Let the rivers clap their hands in glee! Let the hills sing out their songs of joy before the LORD. For the LORD is coming to judge the earth. He will judge the world with justice, and the nations with fairness. Psalms 98:8-9 NLT
In her novel The Bird in the Tree the English novelist, Elizabeth Goudge, has the following line “The universe was planned as an orderly thing and those forces that try to wreck its order are always on the losing side.” Whether Miss Goudge knew it or not she was talking about a Hebrew concept. That concept is expressed in the Hebrew noun mishpat and also in the participle shophet. The former is conventionally translated “justice,” or “judgment,” while the latter is conventionally translated “judge.” While neither of these translations is incorrect, what they convey in English is very inadequate.
The idea contained in the combination of the three consonants sh, p, and t is what Miss Goudge saw: design or order. Thus Samson is called a “judge,” not because he was an official who handed down legal judgments, but because, at least for a while, he delivered Israel from Philistine oppression and allowed them to live according to their Creator’s design for them.
In the same way, when crimes are allowed to go unpunished, God’s intended order for life is violated; injustice has occurred. “Justice” for the Hebrew is not an enforced social equality. It is life lived in the way Yahweh planned it, for the goal of human flourishing.

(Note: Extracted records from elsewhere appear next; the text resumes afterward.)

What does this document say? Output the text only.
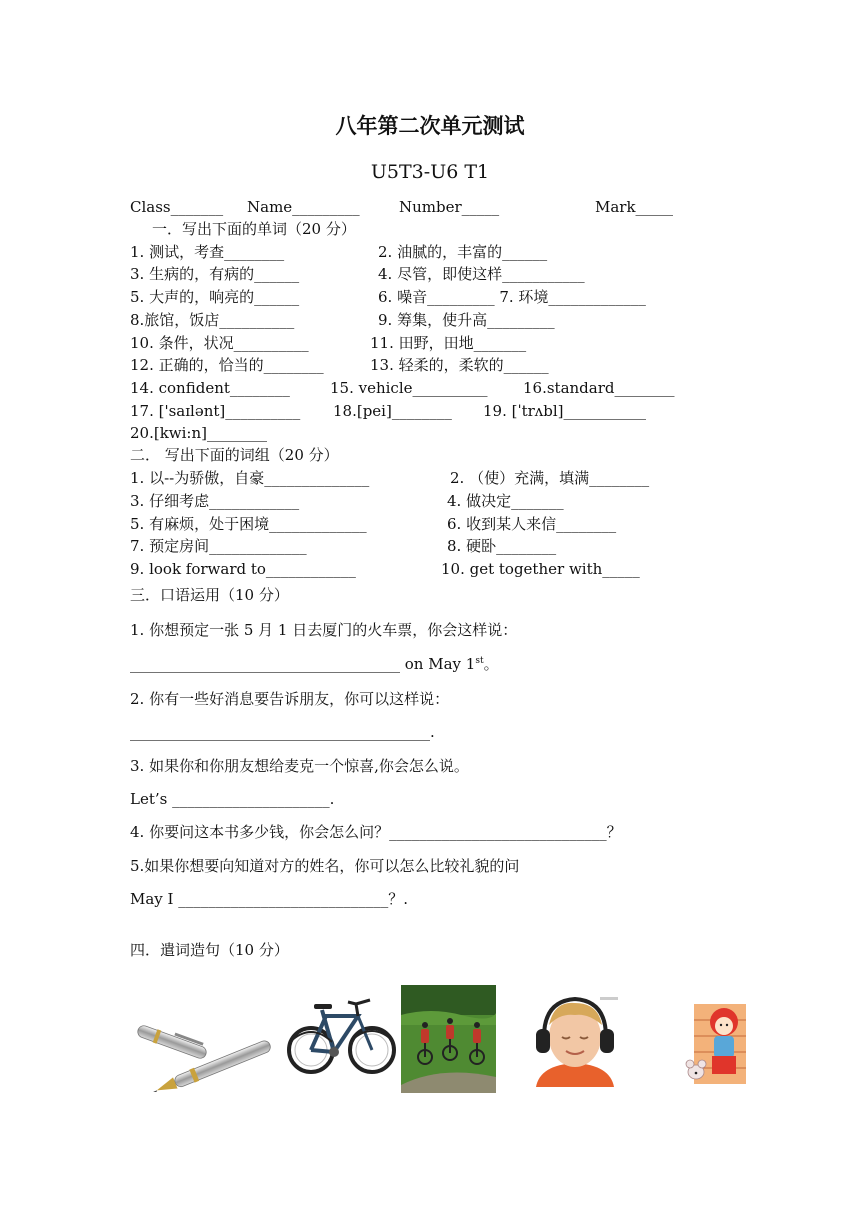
八年第二次单元测试
U5T3-U6 T1
Class_______ Name_________	Number_____	Mark_____
一．写出下面的单词（20 分）
1. 测试，考查________	2. 油腻的，丰富的______
3. 生病的，有病的______	4. 尽管，即使这样___________
5. 大声的，响亮的______	6. 噪音_________ 7. 环境_____________
8.旅馆，饭店__________	9. 筹集，使升高_________
10. 条件，状况__________	11. 田野，田地_______
12. 正确的，恰当的________	13. 轻柔的，柔软的______
14. confident________	15. vehicle__________ 16.standard________
17. ['saɪlənt]__________ 18.[pei]________ 19. [ˈtrʌbl]___________
20.[kwi:n]________
二． 写出下面的词组（20 分）
1. 以--为骄傲，自豪______________	2. （使）充满，填满________
3. 仔细考虑____________	4. 做决定_______
5. 有麻烦，处于困境_____________	6. 收到某人来信________
7. 预定房间_____________	8. 硬卧________
9. look forward to____________	10. get together with_____
三．口语运用（10 分）
1. 你想预定一张 5 月 1 日去厦门的火车票，你会这样说：
____________________________________ on May 1st。
2. 你有一些好消息要告诉朋友，你可以这样说：
________________________________________.
3. 如果你和你朋友想给麦克一个惊喜,你会怎么说。
Let’s _____________________.
4. 你要问这本书多少钱，你会怎么问？_____________________________？
5.如果你想要向知道对方的姓名，你可以怎么比较礼貌的问
May I ____________________________？.
四．遣词造句（10 分）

So what does this mean for you and me? It means that I obey God’s regulations, his mishpatim [-im designates the plural] not because he will “get me” if I don’t, but because that is the way the world has been made. The world functions rightly when I am faithful to my beautiful Karen and do not sneak off to have sex with my neighbor’s wife. By choosing to do something “unjust,” I am, in Miss Goudge’s words, trying to wreck the order that was built into the universe. In the same way, if I steal from my neighbor, perhaps by refusing to pay him what his work is worth, I am trying to wreck the “vast, eternal plan” [ala Tevya in “Fiddler on the Roof].
The “Judge” is coming, not to pass down some legal judgments, but to straighten up the mess that we have made of his plan. Rejoice!